Mais il était peut-être préférable de garder Storey de son côté, plutôt que de l’énerver pour le moment. Si Thomas voulait qu’il revienne, alors il devrait continuer à parler à Storey jusqu’à ce que quelque chose éclate et qu’il arrive alors à le tenter.

– Tu veux m’utiliser et ensuite me jeter comme une serviette sale, dit-il.

– C’est exactement ça.

Rick écouta Storey lui raconter l’histoire du petit groupe qu’il avait rencontré, de cette femme Araminta et de l’homme qui s’appelle Cliff. On ne sait pas comment, mais il s’est retrouvé impliqué avec eux. Il jouait maintenant le jeu pour connaître leur plan. Ils ne savaient rien à son sujet, mais ils avaient l’air d’aimer la façon dont il se comportait.

– Alors qu’est-ce que tu veux? demanda Rick. Des arrestations? Des mises en garde?

– Tout. Je connais Elliott depuis l’école. Eh bien, je l’ai vu. Je crois que cette femme Araminta est une arnaque de première. Ça serait une bonne chose si elle avait une relation avec lui, mais j’en doute.

– Tu devrais passer le relais aux flics locaux. Pourquoi tu t’impliques?

– Ça m’occupe. D’ailleurs je suis un combattant du crime, non? Né pour combattre le crime.

– Fais chier. Je suis sur le point de passer au quatorzième trou, alors vas te faire voir.

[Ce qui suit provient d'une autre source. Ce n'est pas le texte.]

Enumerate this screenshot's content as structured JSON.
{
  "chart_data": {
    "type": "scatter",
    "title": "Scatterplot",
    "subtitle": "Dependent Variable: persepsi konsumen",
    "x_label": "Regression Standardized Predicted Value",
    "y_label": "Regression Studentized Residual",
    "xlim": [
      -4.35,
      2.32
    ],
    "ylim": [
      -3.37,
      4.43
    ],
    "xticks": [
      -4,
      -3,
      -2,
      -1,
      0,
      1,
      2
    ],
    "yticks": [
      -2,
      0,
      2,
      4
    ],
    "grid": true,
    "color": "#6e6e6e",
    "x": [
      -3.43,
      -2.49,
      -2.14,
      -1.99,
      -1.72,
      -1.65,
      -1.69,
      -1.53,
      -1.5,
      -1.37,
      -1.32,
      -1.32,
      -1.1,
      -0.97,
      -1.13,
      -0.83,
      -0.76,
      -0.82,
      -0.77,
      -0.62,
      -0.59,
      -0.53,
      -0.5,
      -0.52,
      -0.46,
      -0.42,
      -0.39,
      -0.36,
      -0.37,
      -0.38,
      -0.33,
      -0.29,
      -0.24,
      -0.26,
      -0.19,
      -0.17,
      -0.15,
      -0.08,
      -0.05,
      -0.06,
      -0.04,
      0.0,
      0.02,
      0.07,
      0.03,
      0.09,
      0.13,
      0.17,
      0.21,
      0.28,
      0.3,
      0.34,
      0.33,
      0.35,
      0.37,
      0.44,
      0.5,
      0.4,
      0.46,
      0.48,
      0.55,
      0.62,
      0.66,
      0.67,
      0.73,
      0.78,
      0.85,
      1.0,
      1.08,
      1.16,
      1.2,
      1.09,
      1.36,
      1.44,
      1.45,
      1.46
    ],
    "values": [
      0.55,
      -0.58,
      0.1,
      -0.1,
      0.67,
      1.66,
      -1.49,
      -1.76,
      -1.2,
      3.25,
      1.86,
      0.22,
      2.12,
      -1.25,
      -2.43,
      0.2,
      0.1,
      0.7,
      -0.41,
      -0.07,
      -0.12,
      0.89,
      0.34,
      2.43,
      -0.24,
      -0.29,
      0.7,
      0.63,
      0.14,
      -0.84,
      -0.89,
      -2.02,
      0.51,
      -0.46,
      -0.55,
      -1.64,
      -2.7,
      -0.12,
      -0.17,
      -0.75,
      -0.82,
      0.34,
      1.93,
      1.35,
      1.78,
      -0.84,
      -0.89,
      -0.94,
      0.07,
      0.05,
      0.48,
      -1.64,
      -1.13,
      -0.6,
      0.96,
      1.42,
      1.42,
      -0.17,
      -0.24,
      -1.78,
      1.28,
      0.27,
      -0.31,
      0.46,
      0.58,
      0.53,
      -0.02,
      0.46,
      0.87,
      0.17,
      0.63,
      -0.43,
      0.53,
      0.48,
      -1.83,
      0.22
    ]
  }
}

– Fais gaffe de ne pas tomber, tu te feras mal.

Rick raccrocha, se retourna et vit Kirkland le regarder en fronçant les sourcils pensant qu’il lui dirait sûrement qui était au bout du fil.

N’y pense même pas. Il n’avait pas besoin de le savoir. Si Rick voulait enfreindre la loi en donnant à Storey des informations, moins de personnes le savaient mieux c’était.

CHAPITRE DIX

Il les avait aperçus avant même d’arriver à la porte d’entrée du pub – les trois hommes de Cliff traînaient dehors, deux d’entre eux fumaient, le troisième celui qu’il pensait être probablement Dutch, avait un demi à la main. Merde. Est-ce qu’elle était enchaînée à lui? Elle ne pouvait donc rien faire sans que Cliff soit présent?

Il jeta un coup d’œil autour. Le Litten Tree était un gastro pub dans un quartier bondé non loin du centre-ville, sur la route qui menait à la gare et à Kenilworth. Il voyait la grande télé murale à travers la porte à double battant, mesurant facilement deux mètres, si ce n’est pas plus. L’endroit semblait être animé contrairement la rue.

– Quelle foutue coïncidence de vous revoir ici, vous trois, dit-il.

Gary, le plus petit avec le regard intense, écrasa sa cigarette de son pied.

– Bavard comme d’habitude. Tu n’la mets jamais en veilleuse?

– Tu fais ressortir ce qu’il y a de meilleur en moi. Araminta est là?

Gary leva son regard vers Tarzan:

– Tu crois, Tarz? Tu l’as vu?

Il aimait utiliser le grand homme comme son larbin, pensa Paul, une façon de se monter contre les autres.

– Je suis certain d’avoir senti son odeur dans le coin, continua-t-il avant que Tarzan ne réponde. Une jupe à la recherche de quelqu’un pour gigoter en-dessous, comme une putain de prostituée en chaleur. Hein, Tarzan? As-tu vu une personne qui répond à cette description?

Tarzan prit une taffe de sa cigarette et secoua la tête:

– Non, pas dernièrement. Pas de jupons puants par ici.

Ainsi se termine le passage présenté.